Gravy

In the South, gravy is a food group! In Texas, gravy is a side dish, a must for everything from biscuits at breakfast to chicken fried steak for dinner (or I should say supper — because that is what we call the evening meal in Texas). Gravy heals the soul and makes everything better in the process.

When I hear the word gravy, I smell, then taste my grandmother’s cream gravy as she called it. The best gravy on the face of the Earth, nectar from the gods, that wonderful concoction of flour, butter (or best yet – bacon grease), and milk cooked to perfection with jus the right amount of black pepper and salt to satisfy the taste buds of even the uninitiated. My mother made wonderful gravy, but it was not the same gravy as my grandmother’s … even though, they used the exact same ingredients married in the bottom of their beloved cast iron skillet her gravy was different from her mother’s. Gravy makes everything better and everything that is better has come to be called “gravy”.

In the summer of 1992, gravy took on a whole new and different meaning to me. That summer, I along with several of my teachers took the three week NJWPT (New Jersey Writing Project in Texas) Writing Institute. This three weeks was as demanding as any graduate class I had ever taken and let me to find myself along the way. I never thought of myself as a writer although writing always came easy for me. Joyce and Eddie showed me that I was a writer and had something to share with the world. My life was in transition at that point, a secret I kept from everyone, especially my teachers. I was seeking a new principal position and would be leaving them at the end of July.

During the course of the Writing Institute, one or sometimes both of the directors would read poetry aloud to our group every day after our lunch break. This is when I was introduced to Raymond Carter’s Gravy during a reading by Eddie Wilson. This poem had special meaning to Eddie and he read it with his entire soul. I am sure somewhere along the way, I had read or heard this poem read, but Eddie’s reading made me really sit up and listen. Some people just have that way with making words familiar to you seem new and different and have them take on meaning with a fresh listen and new eyes.

Below is Carver’s Gravy:

Gravy

No other word will do. For that’s what it was. Gravy.
Gravy, these past ten years.
Alive, sober, working, loving and
being loved by a good woman. Eleven years
ago he was told he had six months to live
at the rate he was going. And he was going
nowhere but down. So he changed his ways
somehow. He quit drinking! And the rest?
After that it was all gravy, every minute
of it, up to and including when he was told about,
well, some things that were breaking down and
building up inside his head. “Don’t weep for me,”
he said to his friends. “I’m a lucky man.
I’ve had ten years longer than I or anyone
expected. Pure gravy. And don’t forget it.”

Raymond Carver

Now, Eddie had a beautiful voice for reading anything out loud, but this poem was his and it touched us all. Before he began reading, he dedicated the reading and the poem to his wife Joyce Armstrong Carroll, the other half of the this amazing duo teaching us how to be better writers so we could teach others.

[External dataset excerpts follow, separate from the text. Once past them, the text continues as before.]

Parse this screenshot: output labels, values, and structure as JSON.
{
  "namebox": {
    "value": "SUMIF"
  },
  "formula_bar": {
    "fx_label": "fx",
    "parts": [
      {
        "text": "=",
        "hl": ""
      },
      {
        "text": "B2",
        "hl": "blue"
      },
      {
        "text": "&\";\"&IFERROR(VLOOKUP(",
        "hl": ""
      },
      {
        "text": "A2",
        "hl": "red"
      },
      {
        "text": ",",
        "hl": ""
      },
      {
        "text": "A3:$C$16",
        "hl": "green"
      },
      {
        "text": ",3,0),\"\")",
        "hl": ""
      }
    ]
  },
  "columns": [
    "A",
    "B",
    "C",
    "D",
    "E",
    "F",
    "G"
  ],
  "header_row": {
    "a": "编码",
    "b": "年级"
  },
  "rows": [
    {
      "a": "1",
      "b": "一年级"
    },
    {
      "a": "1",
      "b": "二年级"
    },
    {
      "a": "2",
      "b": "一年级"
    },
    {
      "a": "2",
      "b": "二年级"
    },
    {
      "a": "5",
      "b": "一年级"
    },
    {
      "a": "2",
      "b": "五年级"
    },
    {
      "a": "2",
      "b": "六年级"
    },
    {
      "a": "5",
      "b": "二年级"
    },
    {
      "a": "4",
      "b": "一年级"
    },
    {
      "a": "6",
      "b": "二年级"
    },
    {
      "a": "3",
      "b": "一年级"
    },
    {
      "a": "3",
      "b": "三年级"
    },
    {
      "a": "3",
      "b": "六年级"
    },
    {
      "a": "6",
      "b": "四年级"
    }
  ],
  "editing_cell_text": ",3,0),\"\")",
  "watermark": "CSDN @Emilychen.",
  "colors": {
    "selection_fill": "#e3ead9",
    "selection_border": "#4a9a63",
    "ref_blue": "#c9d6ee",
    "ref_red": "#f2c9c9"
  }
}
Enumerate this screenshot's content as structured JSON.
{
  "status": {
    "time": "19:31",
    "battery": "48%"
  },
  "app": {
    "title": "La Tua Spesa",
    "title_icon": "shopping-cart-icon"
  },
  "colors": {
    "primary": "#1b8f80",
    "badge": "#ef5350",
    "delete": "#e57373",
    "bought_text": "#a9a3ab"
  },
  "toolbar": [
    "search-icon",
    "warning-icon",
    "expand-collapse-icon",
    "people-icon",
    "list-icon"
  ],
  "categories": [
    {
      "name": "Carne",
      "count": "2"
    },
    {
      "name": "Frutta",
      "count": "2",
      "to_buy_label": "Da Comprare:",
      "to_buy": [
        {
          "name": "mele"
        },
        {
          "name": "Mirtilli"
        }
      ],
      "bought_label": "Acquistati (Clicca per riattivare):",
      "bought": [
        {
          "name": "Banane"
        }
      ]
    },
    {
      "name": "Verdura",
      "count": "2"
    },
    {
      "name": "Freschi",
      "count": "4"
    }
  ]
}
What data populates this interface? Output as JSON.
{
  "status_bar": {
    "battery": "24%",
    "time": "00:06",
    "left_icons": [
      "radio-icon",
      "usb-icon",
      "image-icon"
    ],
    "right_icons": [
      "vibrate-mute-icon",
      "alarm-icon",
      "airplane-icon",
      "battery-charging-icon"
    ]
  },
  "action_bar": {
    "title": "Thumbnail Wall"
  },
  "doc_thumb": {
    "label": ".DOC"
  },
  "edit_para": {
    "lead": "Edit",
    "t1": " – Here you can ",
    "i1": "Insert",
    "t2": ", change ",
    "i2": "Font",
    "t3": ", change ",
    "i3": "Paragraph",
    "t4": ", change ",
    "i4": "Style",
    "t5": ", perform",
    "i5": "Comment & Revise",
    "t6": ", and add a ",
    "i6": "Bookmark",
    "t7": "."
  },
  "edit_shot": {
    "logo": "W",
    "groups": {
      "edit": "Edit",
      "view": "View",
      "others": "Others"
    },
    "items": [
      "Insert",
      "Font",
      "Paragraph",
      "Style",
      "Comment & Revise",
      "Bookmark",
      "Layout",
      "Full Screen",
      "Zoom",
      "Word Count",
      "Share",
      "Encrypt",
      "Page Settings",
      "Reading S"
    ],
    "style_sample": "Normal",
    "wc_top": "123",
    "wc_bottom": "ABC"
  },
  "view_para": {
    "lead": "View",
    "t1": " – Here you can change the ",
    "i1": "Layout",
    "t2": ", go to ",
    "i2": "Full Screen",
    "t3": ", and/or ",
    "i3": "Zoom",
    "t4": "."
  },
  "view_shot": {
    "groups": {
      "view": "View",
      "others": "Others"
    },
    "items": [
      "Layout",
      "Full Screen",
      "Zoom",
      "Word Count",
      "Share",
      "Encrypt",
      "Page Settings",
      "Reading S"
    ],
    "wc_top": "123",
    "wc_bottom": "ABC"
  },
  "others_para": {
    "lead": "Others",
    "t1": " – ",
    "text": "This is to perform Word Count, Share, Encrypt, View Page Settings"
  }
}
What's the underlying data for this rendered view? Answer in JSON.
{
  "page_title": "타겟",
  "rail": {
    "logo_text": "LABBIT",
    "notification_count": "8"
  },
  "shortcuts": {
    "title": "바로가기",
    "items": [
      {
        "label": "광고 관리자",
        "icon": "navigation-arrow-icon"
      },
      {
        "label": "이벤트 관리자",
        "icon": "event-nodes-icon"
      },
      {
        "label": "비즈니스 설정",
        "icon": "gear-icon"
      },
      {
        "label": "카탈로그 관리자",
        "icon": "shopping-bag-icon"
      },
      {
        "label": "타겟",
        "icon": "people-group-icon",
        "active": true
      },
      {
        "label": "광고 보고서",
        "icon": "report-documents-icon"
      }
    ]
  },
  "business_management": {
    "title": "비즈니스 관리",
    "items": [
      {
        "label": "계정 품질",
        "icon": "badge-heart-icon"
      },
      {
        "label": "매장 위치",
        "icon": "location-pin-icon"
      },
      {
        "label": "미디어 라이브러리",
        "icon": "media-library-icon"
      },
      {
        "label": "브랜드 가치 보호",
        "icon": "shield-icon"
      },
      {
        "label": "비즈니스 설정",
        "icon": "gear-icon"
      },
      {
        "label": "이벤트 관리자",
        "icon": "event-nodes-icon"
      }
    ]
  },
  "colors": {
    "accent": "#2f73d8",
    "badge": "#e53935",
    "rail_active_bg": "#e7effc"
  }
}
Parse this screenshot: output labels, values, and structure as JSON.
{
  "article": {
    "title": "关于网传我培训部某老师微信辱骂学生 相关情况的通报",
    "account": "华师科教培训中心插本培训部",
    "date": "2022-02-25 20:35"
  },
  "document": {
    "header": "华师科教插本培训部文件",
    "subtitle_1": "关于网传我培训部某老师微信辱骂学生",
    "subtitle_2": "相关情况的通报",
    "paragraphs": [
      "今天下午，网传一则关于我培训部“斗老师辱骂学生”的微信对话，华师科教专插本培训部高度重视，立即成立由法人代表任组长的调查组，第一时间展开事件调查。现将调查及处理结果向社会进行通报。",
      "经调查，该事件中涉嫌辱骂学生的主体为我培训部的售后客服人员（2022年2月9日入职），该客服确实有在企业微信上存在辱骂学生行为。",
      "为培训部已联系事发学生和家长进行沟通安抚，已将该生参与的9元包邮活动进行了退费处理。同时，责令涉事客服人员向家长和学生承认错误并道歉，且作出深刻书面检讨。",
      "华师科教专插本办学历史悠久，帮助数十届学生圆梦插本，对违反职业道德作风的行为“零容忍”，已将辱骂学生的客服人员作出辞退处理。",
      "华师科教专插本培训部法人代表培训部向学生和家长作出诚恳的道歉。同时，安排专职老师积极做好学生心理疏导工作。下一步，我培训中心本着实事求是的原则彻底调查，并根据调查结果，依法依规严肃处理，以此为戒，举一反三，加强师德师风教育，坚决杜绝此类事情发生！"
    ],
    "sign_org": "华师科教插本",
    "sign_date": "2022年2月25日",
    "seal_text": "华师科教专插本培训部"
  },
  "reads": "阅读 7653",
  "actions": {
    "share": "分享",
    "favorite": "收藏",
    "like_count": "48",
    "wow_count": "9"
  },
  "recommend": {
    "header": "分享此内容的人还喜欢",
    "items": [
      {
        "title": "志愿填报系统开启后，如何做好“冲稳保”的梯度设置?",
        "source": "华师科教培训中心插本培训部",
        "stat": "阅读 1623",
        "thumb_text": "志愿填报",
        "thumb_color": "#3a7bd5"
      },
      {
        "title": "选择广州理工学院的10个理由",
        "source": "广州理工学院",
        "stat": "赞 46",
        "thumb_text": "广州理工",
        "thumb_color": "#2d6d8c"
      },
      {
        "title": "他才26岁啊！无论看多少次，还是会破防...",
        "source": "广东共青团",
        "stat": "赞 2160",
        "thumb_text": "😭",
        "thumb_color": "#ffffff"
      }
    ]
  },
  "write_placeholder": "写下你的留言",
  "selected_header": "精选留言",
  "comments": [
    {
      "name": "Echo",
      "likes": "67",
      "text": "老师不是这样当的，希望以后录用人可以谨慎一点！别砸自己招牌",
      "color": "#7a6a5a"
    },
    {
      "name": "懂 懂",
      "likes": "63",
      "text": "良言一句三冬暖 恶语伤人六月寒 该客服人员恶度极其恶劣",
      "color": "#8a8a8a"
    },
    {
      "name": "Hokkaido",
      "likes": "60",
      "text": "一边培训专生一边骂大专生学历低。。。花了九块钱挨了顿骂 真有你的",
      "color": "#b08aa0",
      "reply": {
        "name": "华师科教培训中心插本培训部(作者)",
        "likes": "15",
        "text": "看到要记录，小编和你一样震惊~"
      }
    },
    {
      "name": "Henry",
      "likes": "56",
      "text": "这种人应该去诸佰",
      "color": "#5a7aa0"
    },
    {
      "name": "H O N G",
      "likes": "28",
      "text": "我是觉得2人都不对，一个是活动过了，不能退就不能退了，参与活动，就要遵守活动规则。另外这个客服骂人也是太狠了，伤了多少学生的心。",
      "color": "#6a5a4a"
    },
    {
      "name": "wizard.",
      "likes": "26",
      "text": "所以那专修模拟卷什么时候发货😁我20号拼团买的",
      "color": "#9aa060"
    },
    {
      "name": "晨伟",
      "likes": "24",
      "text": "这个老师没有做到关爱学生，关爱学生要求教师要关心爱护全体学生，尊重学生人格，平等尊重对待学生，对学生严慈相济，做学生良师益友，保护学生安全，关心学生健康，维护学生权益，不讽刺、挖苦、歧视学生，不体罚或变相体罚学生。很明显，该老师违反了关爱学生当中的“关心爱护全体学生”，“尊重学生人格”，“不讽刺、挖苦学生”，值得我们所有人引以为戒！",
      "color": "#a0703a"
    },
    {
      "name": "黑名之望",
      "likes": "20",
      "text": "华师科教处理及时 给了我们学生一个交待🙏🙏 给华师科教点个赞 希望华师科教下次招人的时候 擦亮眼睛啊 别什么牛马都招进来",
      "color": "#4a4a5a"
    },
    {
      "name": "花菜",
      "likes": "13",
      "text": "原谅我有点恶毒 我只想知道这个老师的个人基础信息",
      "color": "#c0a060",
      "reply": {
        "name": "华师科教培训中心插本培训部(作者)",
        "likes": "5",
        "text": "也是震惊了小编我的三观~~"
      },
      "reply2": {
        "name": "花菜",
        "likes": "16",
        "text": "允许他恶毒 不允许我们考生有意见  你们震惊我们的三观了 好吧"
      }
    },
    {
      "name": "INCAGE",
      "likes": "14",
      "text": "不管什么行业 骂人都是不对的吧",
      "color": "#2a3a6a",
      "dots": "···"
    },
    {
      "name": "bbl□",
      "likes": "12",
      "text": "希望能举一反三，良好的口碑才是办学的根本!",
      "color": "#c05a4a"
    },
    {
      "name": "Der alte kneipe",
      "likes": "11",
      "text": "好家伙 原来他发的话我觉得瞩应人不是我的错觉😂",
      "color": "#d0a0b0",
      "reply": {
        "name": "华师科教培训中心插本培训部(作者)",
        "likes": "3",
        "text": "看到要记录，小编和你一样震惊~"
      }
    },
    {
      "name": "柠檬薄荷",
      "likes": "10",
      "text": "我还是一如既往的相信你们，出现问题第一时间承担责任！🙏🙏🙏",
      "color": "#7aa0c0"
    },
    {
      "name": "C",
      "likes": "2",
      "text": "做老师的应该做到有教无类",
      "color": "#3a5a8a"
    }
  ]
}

A few years after this summer, Joyce and Eddie compiled and published a wonderful collection of those poems they read to us each day after lunch. Aptly titled Poetry After Lunch: Poems to Read Aloud, they each made a dedication to the other at the beginning of the book

Here is Eddie’s dedication to his wife Joyce – the love of his life:

for Joyce
because you took “the apple in exchange,”
and for all that time it’s been nothing
but gravy, for without you,
“all the toys of the world would break.”
E. E. W.

Today’s blog is dedicated to Joyce Armstrong Carroll and her husband Edward E Wilson. They opened my eyes to the joy and wonder of writing.

I also dedicate this blog to my beautiful mother and my grandmother. At their apron strings I leaned the love and joy of cooking and how to make my own gravy!

As always, I wish you peace, joy and happiness, but most of all I wish you LOVE. After all, Love is Gravy!

As Ever, Annie

*Poetry After Lunch: Poems to Read Aloud published by Absey & Co. 1997.